ClosTron Group II intron Insertion Frequencies at Target Gene.

Target gene	ClosTron target	Wild type recipient			Merodiploid recipient
		Colonies screened	Intron insertions	Frequency (%)	Colonies screened	Intron insertions	Frequency (%)
metK	548s	70	0	0	20	20	100
	676a	70	0	0	20	20	100
trpS	548s	70	0	0	20	20	100
	623a	70	0	0	20	18	90
CD0274	436a	70	0	0	20	15	75
	460a	70	0	0	20	20	100

Having demonstrated the utility of the system, CD0274, a previously [13] suspected essential gene identified and annotated as gldA (glycerol dehydrogenase) in Clostridium beijerinckii and dhaT (1,3-propandiol oxidoreductase) in C. difficile, was used to validate the method. CD0274 is proposed to play a pivotal role in the detoxification of the toxic metabolite methylglyoxal (MG) [13], [14]. Accordingly, the CD0274 gene was synthesised as before and the sequences of the two highest scoring [12] ClosTron targets altered through the use of degenerate codon sequences (Fig. 1). The synthetic gene was sub-cloned into pMTL-JH18 [10] and integrated into the genome at the pyrE locus using ACE [10]. Following the constructing of the CD0274 merodiploid, we were able to show that ClosTron mutants could be obtained with high efficiency in this strain, but not in the parent 630Δerm wild type strain (Table 1). Previously, mutants made in this gene using single crossover plasmid integration developed no further than pin-prick colonies, and could not be propagated further [13]. Our data re-inforces the view that this gene is essential and could represent a potential drug target for combating C. difficile infections. Interestingly, the equivalent gene in R20291 (CDR20291_0278 but misannotated as metE) was not designated as essential in the TraDIS study [7].

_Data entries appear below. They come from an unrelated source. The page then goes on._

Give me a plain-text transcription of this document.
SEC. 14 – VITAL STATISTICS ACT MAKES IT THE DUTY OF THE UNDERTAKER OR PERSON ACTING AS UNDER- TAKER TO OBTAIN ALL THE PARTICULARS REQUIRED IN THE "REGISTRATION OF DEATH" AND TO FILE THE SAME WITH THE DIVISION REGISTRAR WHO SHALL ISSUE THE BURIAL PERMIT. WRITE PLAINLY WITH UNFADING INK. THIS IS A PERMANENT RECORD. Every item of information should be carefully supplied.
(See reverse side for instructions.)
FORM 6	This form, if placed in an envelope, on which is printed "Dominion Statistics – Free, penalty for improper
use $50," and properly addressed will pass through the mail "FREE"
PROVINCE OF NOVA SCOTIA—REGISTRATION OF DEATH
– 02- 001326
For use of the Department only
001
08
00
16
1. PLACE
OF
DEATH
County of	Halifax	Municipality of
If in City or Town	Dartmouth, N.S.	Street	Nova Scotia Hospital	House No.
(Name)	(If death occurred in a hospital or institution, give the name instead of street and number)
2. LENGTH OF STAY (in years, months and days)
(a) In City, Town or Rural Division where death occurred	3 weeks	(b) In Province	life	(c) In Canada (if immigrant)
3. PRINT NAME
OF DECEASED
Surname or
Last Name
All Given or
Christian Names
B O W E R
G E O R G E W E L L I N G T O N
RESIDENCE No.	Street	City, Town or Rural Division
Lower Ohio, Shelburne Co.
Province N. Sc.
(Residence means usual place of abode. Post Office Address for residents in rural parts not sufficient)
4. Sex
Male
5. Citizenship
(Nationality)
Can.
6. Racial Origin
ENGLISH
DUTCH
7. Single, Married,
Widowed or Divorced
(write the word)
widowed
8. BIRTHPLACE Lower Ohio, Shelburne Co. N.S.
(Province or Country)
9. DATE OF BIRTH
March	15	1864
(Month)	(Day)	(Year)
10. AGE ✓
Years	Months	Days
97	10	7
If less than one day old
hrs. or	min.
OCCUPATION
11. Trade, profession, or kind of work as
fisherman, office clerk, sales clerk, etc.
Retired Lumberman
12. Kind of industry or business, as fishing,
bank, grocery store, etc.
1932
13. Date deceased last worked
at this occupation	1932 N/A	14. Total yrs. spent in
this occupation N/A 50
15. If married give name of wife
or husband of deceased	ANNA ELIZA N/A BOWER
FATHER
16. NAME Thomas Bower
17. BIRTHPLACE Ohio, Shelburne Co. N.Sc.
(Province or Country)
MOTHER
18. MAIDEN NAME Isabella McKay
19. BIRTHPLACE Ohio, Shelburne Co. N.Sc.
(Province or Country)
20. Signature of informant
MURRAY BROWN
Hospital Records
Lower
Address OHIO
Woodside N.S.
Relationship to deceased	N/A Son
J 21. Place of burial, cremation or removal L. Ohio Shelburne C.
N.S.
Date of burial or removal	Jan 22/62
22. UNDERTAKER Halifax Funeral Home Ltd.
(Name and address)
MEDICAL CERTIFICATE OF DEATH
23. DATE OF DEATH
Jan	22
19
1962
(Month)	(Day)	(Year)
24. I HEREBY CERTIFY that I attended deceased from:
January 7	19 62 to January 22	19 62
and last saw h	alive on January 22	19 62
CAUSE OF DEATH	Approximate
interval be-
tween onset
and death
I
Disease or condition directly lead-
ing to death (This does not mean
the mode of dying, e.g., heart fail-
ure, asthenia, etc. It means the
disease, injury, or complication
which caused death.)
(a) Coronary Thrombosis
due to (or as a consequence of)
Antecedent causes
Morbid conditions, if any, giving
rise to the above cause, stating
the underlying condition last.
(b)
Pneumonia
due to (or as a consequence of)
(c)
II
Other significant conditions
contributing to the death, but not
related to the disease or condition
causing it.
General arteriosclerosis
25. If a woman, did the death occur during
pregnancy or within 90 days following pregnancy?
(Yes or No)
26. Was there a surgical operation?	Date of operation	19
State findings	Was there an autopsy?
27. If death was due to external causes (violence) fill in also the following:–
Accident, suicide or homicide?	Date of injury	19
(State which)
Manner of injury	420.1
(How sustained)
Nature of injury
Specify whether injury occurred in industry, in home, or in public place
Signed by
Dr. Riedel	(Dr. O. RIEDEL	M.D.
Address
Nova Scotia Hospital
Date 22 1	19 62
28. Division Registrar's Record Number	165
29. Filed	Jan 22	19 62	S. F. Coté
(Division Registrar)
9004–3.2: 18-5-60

In this study, the necessary merodiploid cell was created through ACE-mediated inactivation of the pyrE locus. An alternative option would be to use a pyrE minus host and introduce the second copy of the gene into the genome concomitant with correction of the pyrE allele to wildtype. Restoration of uracil prototrophy (growth on minimal media without uracil supplementation) represents a simpler selective phenotype. More importantly, because the pyrE deletion mutation cannot revert, there can be no false positives. The required pyrE minus mutants of C. difficile strains R20291 and 630 are available [15], and are relatively easily created in any Clostridium [16].

In conclusion, we have developed a simple and rapid method that may be used to experimentally confirm essentiality in, but not limited to, C. difficile. Using this system, we demonstrated that trpS, metK, and CD0274 are essential in C. difficile 630Δerm. Our method may be used to confirm suggestions of essentiality that arise from genome-wide mutational methods such as TraDIS.

Authorship/contribution

DJFW undertook all the experimental work described in the study, with guidance from JTH, KW and NPM. JTH and NPM conceived the study. NPM and DJFW wrote the manuscript. All authors read and commented on the manuscript.